IT WAS quite late when the Teenie Weenies arrived at the shoe house, and it was almost nine o’clock when the little people had finished their supper.
“Well, we’d better all get to bed,” said the General, pushing his chair back from the table, “for we have got to be out bright and early in the morning and take Mr. Mouse back to his home.”
Gogo and the Turk helped the Cook wash up the supper dishes, and half an hour later every single Teenie Weenie was sleeping peacefully in his teenie weenie bed.
The Teenie Weenies had been asleep only a short time when they were awakened by a loud squeaking and scratching at the front door.
“Who dat?” cried Gogo, putting his head out one of the tiny windows.
“Its me,” answered Mrs. Mouse. “Oh dear me.”
“What’s the trouble?” asked the General, joining Gogo at the window.
“Oh gracious me,” wailed Mrs. Mouse, “I’m scared half out of my senses, for I’m afraid that old cat that lives next door might get in the cellar, and to think what would happen to my poor crippled husband just frightens me half out of my wits.”
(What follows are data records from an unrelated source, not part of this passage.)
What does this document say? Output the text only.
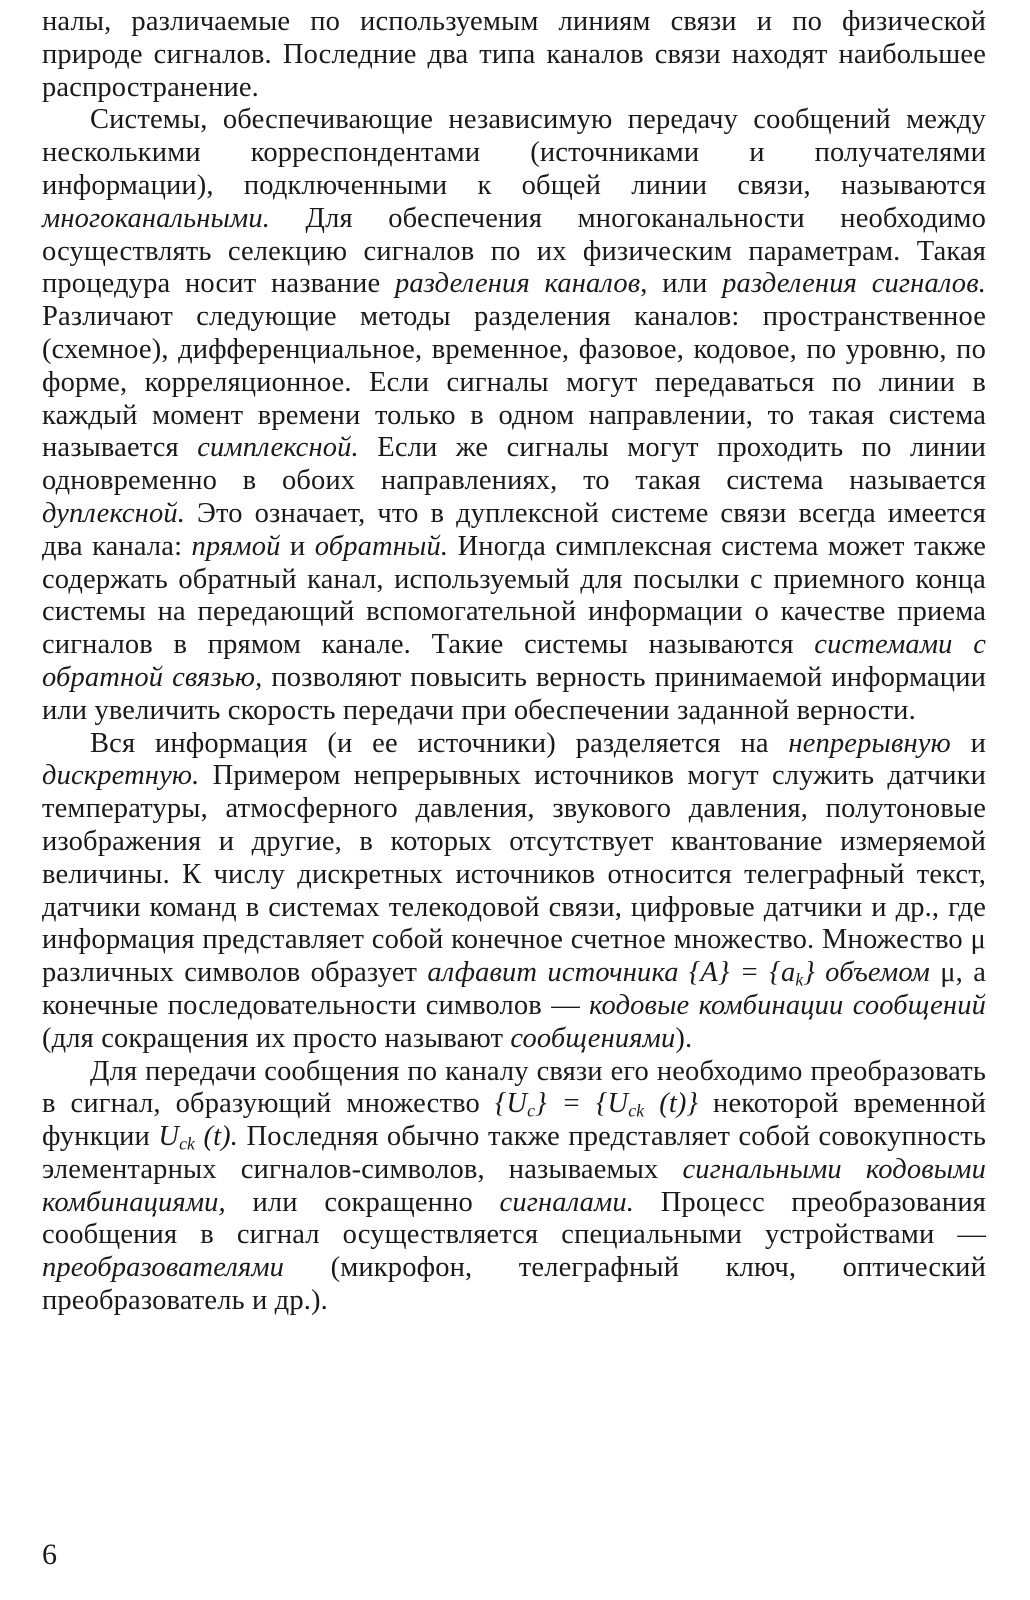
налы, различаемые по используемым линиям связи и по физической природе сигналов. Последние два типа каналов связи находят наибольшее распространение.

Системы, обеспечивающие независимую передачу сообщений между несколькими корреспондентами (источниками и получателями информации), подключенными к общей линии связи, называются многоканальными. Для обеспечения многоканальности необходимо осуществлять селекцию сигналов по их физическим параметрам. Такая процедура носит название разделения каналов, или разделения сигналов. Различают следующие методы разделения каналов: пространственное (схемное), дифференциальное, временное, фазовое, кодовое, по уровню, по форме, корреляционное. Если сигналы могут передаваться по линии в каждый момент времени только в одном направлении, то такая система называется симплексной. Если же сигналы могут проходить по линии одновременно в обоих направлениях, то такая система называется дуплексной. Это означает, что в дуплексной системе связи всегда имеется два канала: прямой и обратный. Иногда симплексная система может также содержать обратный канал, используемый для посылки с приемного конца системы на передающий вспомогательной информации о качестве приема сигналов в прямом канале. Такие системы называются системами с обратной связью, позволяют повысить верность принимаемой информации или увеличить скорость передачи при обеспечении заданной верности.

Вся информация (и ее источники) разделяется на непрерывную и дискретную. Примером непрерывных источников могут служить датчики температуры, атмосферного давления, звукового давления, полутоновые изображения и другие, в которых отсутствует квантование измеряемой величины. К числу дискретных источников относится телеграфный текст, датчики команд в системах телекодовой связи, цифровые датчики и др., где информация представляет собой конечное счетное множество. Множество μ различных символов образует алфавит источника $\{A\} = \{a_k\}$ объемом μ, а конечные последовательности символов — кодовые комбинации сообщений (для сокращения их просто называют сообщениями).

Для передачи сообщения по каналу связи его необходимо преобразовать в сигнал, образующий множество $\{U_c\} = \{U_{ck}$ (t)} некоторой временной функции $U_{ck}$ (t). Последняя обычно также представляет собой совокупность элементарных сигналов-символов, называемых сигнальными кодовыми комбинациями, или сокращенно сигналами. Процесс преобразования сообщения в сигнал осуществляется специальными устройствами — преобразователями (микрофон, телеграфный ключ, оптический преобразователь и др.).

6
“We’ll not desert you, madam,” said the General kindly. “We’ll come over immediately and take your husband home.”
The Teenie Weenies soon dressed themselves, and Gogo hurried over to the hospital to call the Doctor.
“Hadn’t we better take along one of the wagons?” asked the General, when the Teenie Weenie physician arrived.
“A wagon wouldn’t do,” answered the Doctor. “We could never take Mr. Mouse home in a wagon. Why, it would jar the poor mouse’s injured legs until he couldn’t stand the pain.”
“Great grief!” cried the General, “how in the name of ripe cherries are we going to move him?”
“Very simple matter,” said the Doctor. “We can carry him in a hammock, which we can make out of a sheet or tablecloth. This can be hung on a pole and we can carry him on our shoulders.”
“I know where there’s a pole that will be just the thing,” shouted the Turk. “Come on, Gogo, and we’ll get it.”
The two Teenie Weenies hurried away in the darkness and presently they returned with a long handled paint brush.
The Cook brought out an old tablecloth and the little men set out for the cellar where the poor mouse lay.
It was dark, but the little fellows found their way without trouble, for Teenie Weenies can see almost as well as owls in the dark and in a short time they arrived safe and sound.
The injured mouse was soon put into the tablecloth and the ends were made fast to the brush handle. Six of the strongest Teenie Weenies were chosen to carry the mouse and they gently lifted the brush handle to their shoulders. The Teenie Weenies moved off carefully towards the mouse’s home, which lay at the far end of the cellar.
The Dunce walked at the side of the hammock and carried the mouse’s long tail over his shoulder, in order to keep it from dragging on the floor, for the poor fellow’s spirits were mighty low and his tail would drag.
The mouse was carried through a hole in a brick wall, which was the entrance to his home, and laid gently on a bed of soft cotton. The Lady of Fashion helped Mrs. Mouse nurse her husband back to health and the Doctor called almost every day, while the Cook made all sorts of dainty dishes for the invalid.